EDHECinfra Index Methodology
EDHECinfra indices and benchmarks aim to provide the representative, risk-adjusted performance of investments in unlisted infrastructure equity and private debt.
EDHECinfra produces calculated (as opposed to contributed) indices: our data and technology allows re-pricing hundreds of individual assets through time, using actual transaction prices to recalibrate expected returns (and discount rates).
This approach uses market inputs, thus avoiding the smoothing of returns caused by appraisal valuations and providing a genuine fair value assessment of performance.

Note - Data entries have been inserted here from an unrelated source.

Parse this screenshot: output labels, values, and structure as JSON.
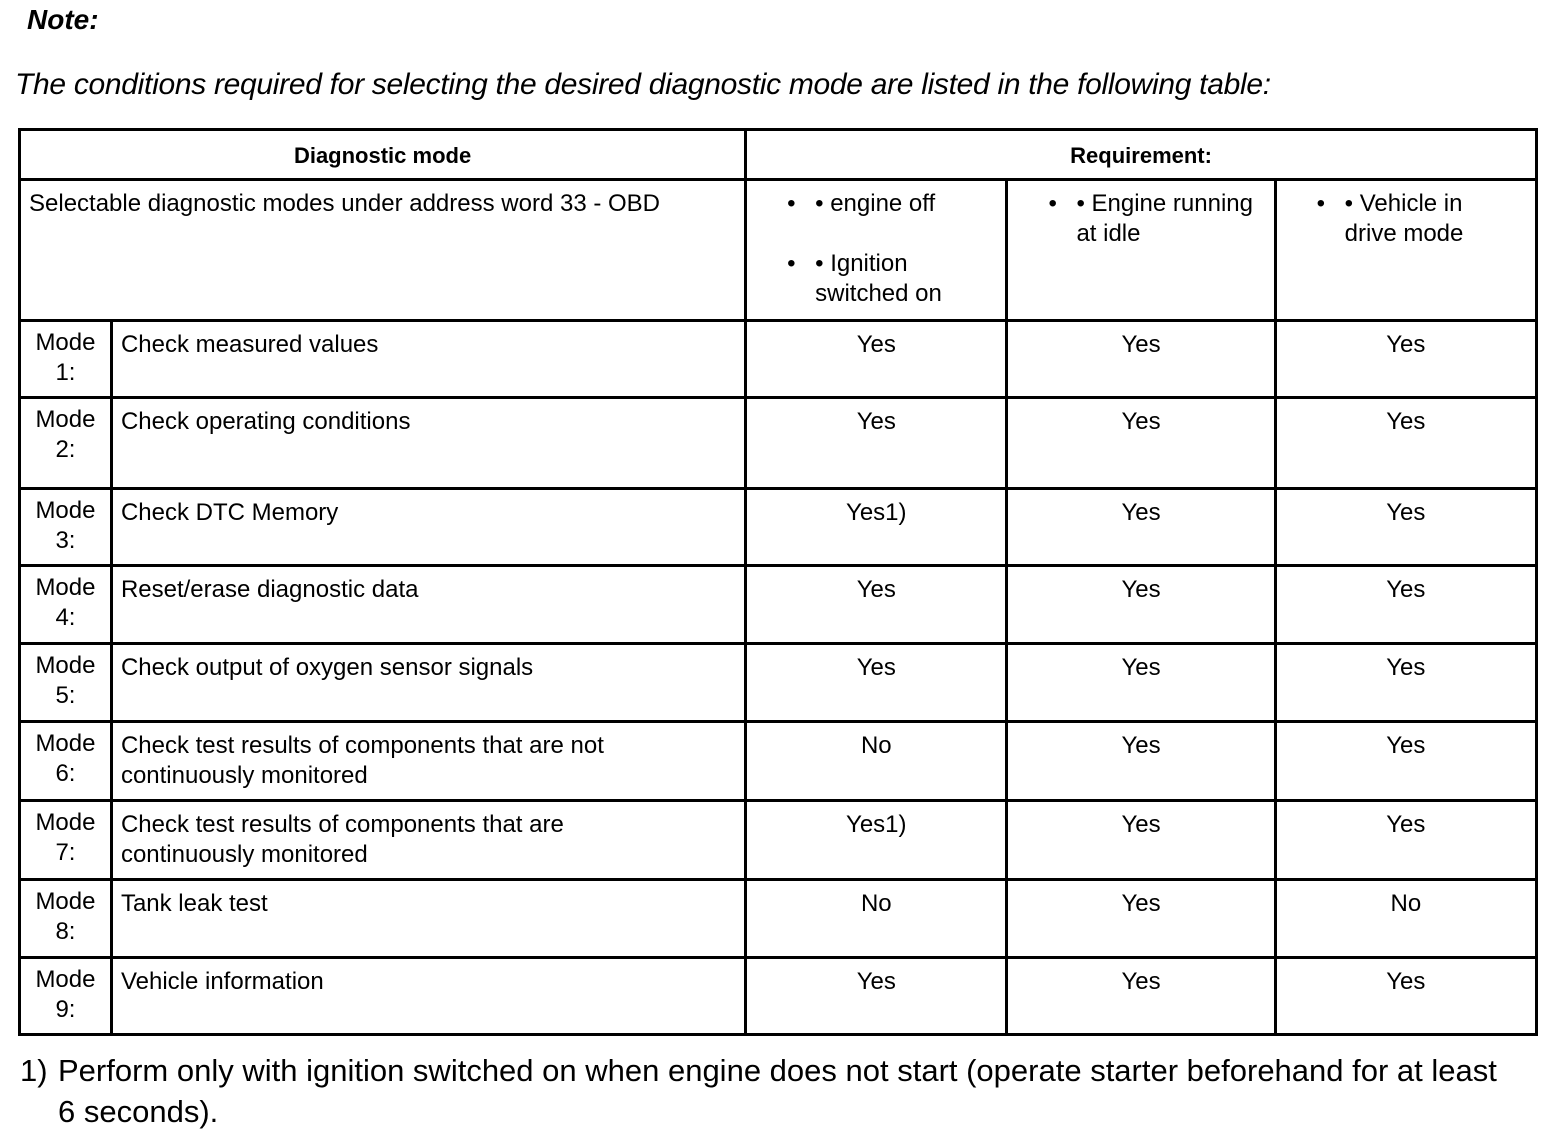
{
  "note_label": "Note:",
  "intro": "The conditions required for selecting the desired diagnostic mode are listed in the following table:",
  "table": {
    "headers": {
      "diagnostic_mode": "Diagnostic mode",
      "requirement": "Requirement:"
    },
    "subheader": {
      "selectable": "Selectable diagnostic modes under address word 33 - OBD",
      "col1": [
        "• engine off",
        "• Ignition switched on"
      ],
      "col2": [
        "• Engine running at idle"
      ],
      "col3": [
        "• Vehicle in drive mode"
      ]
    },
    "rows": [
      {
        "mode": "Mode 1:",
        "desc": "Check measured values",
        "c1": "Yes",
        "c2": "Yes",
        "c3": "Yes"
      },
      {
        "mode": "Mode 2:",
        "desc": "Check operating conditions",
        "c1": "Yes",
        "c2": "Yes",
        "c3": "Yes"
      },
      {
        "mode": "Mode 3:",
        "desc": "Check DTC Memory",
        "c1": "Yes1)",
        "c2": "Yes",
        "c3": "Yes"
      },
      {
        "mode": "Mode 4:",
        "desc": "Reset/erase diagnostic data",
        "c1": "Yes",
        "c2": "Yes",
        "c3": "Yes"
      },
      {
        "mode": "Mode 5:",
        "desc": "Check output of oxygen sensor signals",
        "c1": "Yes",
        "c2": "Yes",
        "c3": "Yes"
      },
      {
        "mode": "Mode 6:",
        "desc": "Check test results of components that are not continuously monitored",
        "c1": "No",
        "c2": "Yes",
        "c3": "Yes"
      },
      {
        "mode": "Mode 7:",
        "desc": "Check test results of components that are continuously monitored",
        "c1": "Yes1)",
        "c2": "Yes",
        "c3": "Yes"
      },
      {
        "mode": "Mode 8:",
        "desc": "Tank leak test",
        "c1": "No",
        "c2": "Yes",
        "c3": "No"
      },
      {
        "mode": "Mode 9:",
        "desc": "Vehicle information",
        "c1": "Yes",
        "c2": "Yes",
        "c3": "Yes"
      }
    ]
  },
  "footnote": {
    "number": "1)",
    "text": "Perform only with ignition switched on when engine does not start (operate starter beforehand for at least 6 seconds)."
  }
}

Unlike other private indices, which only report an average performance, EDHECinfra indices include the effect of diversification and provide advanced risk metrics such as volatility, value-at-risk and risk factor prices. The index calculation method is summarised below in four key steps.
A Modern Approach to the Valuation of Unlisted Infrastructure Assets
Measuring the value and risk inherent in unlisted infrastructure investment is plagued with significant methodological issues. CAPM-approached using listed proxied fails to capture the characteristics of infrastructure companies (see Amenc et al 2017) and it is practically impossible to find direct equivalents or comparable for assets that are quite unique and seldom trade.
To respond to this challenge, EDHECinfra has developed a Modern Asset Pricing Methodology to derive produces fair value estimates for equity and senior debt instruments in each infrastructure firm in its Sampled Universe.
In each period, implied excess returns are derived from actual transaction prices and forecast of dividend or senior debt payments. These expected returns represent the aggregate market price of risk for a cross-section of equity or debt investments at that point in time. They are then decomposed into multiple risk factor premia (e.g. the size or leverage risk premia) using a cross-sectional regression.
Each risk premia in a given period can then be applied to all relevant investments at that time, whether they are traded or not, using each company’s `factor loadings’ (e.g. its actual size or leverage) to derive a market-implied discount rate for each investment
Given enough data, this form of `hedonic factor pricing’ addresses the biases of observable transaction data and of the uniqueness of each transaction, and focuses on deriving average valuations driven by the price of systematic risk factors that can be extracted from actual transactions i.e. in line with IFRS-13 guidelines.